The Maltese Falcon is one of a very small number of movies to earn that rarified rating, and nearly 80 years after its release pretty much everybody is still all up on its dick. Featuring Humphrey "Here's Looking At You Kid" Bogart in one of his earlier starring roles, The Maltese Falcon isn't just a noir mystery full of tough guys, femmes fatales, and cool cat dialogue, it's a pop culture Fertile Crescent.


All you Stars Wars fans (assuming there are any of you left after the last six movies), where do you think the Millennium Falcon got its name? And if the fact that Bogie's man's man, all go no quit, smart-ass, rogue private detective Sam Spade was the inspiration for the similarly styled, shoot-first-ask-questions-never Han Solo makes you go hmm, well then you're just not paying attention.


Shakespeare may have coined the first version of the phrase "the stuff that dreams are made of," but there's less doubt than the outcome of a professional wrestling match that The Maltese Falcon exposed way more of the world to it and made it a permanent part of the cultural lexicon. Peter "Peter Pumpkin Eater" Lorre's shifty criminal in this flick, and others, morphed into Ren of Ren & Stimpy fame, and Ren's refrain that Stimpy is a "fat, bloated, idiot" tracks directly back to a Lorre rant in The Maltese Falcon.

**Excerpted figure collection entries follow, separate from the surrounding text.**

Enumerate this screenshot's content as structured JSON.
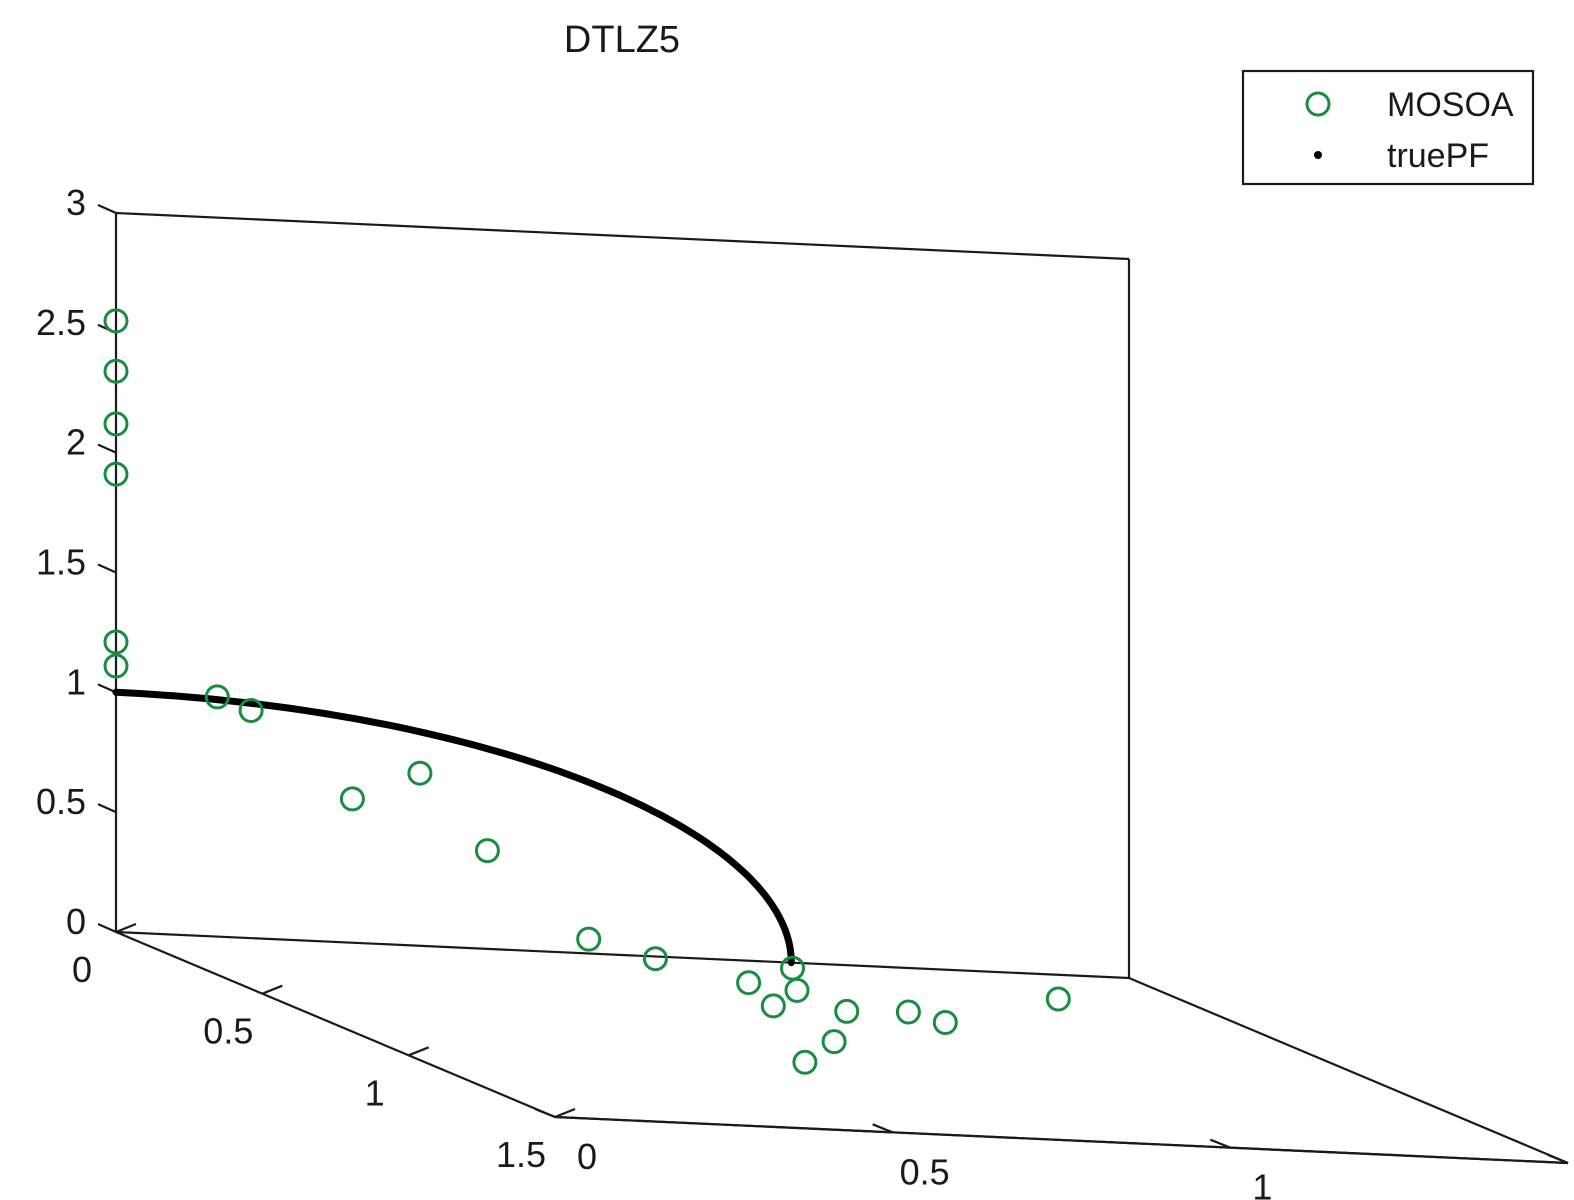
{
  "chart_data": {
    "type": "scatter",
    "dimensions": 3,
    "title": "DTLZ5",
    "xlabel": "",
    "ylabel": "",
    "zlabel": "",
    "xlim": [
      0,
      1.5
    ],
    "ylim": [
      0,
      1.5
    ],
    "zlim": [
      0,
      3
    ],
    "x_ticks": [
      "0",
      "0.5",
      "1",
      "1.5"
    ],
    "y_ticks": [
      "0",
      "0.5",
      "1",
      "1.5"
    ],
    "z_ticks": [
      "0",
      "0.5",
      "1",
      "1.5",
      "2",
      "2.5",
      "3"
    ],
    "grid": false,
    "legend_position": "top-right",
    "series": [
      {
        "name": "MOSOA",
        "marker": "circle-open",
        "color": "#1a8c3f",
        "points": [
          [
            0.0,
            0.0,
            2.55
          ],
          [
            0.0,
            0.0,
            2.34
          ],
          [
            0.0,
            0.0,
            2.12
          ],
          [
            0.0,
            0.0,
            1.91
          ],
          [
            0.0,
            0.0,
            1.21
          ],
          [
            0.0,
            0.0,
            1.11
          ],
          [
            0.0,
            0.15,
            1.0
          ],
          [
            0.0,
            0.2,
            0.95
          ],
          [
            0.0,
            0.45,
            0.72
          ],
          [
            0.0,
            0.35,
            0.6
          ],
          [
            0.0,
            0.55,
            0.41
          ],
          [
            0.0,
            0.7,
            0.06
          ],
          [
            0.02,
            0.79,
            0.0
          ],
          [
            0.2,
            0.85,
            0.0
          ],
          [
            0.05,
            0.98,
            0.0
          ],
          [
            0.25,
            0.9,
            0.0
          ],
          [
            0.4,
            0.8,
            0.0
          ],
          [
            0.4,
            1.0,
            0.0
          ],
          [
            0.42,
            0.9,
            0.0
          ],
          [
            0.48,
            1.02,
            0.0
          ],
          [
            0.22,
            1.3,
            0.0
          ],
          [
            0.7,
            0.76,
            0.0
          ],
          [
            0.9,
            0.63,
            0.0
          ]
        ]
      },
      {
        "name": "truePF",
        "marker": "dot",
        "color": "#000000",
        "description": "quarter circle x=0, y=cos(t), z=sin(t)",
        "parametric": {
          "t_start_deg": 0,
          "t_end_deg": 90,
          "radius": 1
        }
      }
    ]
  }
}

Even today, this flick still packs punches and surprises. For all y'all that bitch about the movie biz having been destroyed by the remake/reboot/sequel machine, did you know that The Maltese Falcon wasn't just adapted from a 1930 Dashiell Hammett novel, it was the third film based on that story? That's right, The Maltese Falcon was a double reboot!


Stick that in your statue and . . . then lose the statue for decades until it motivates massive amounts of murder and mayhem.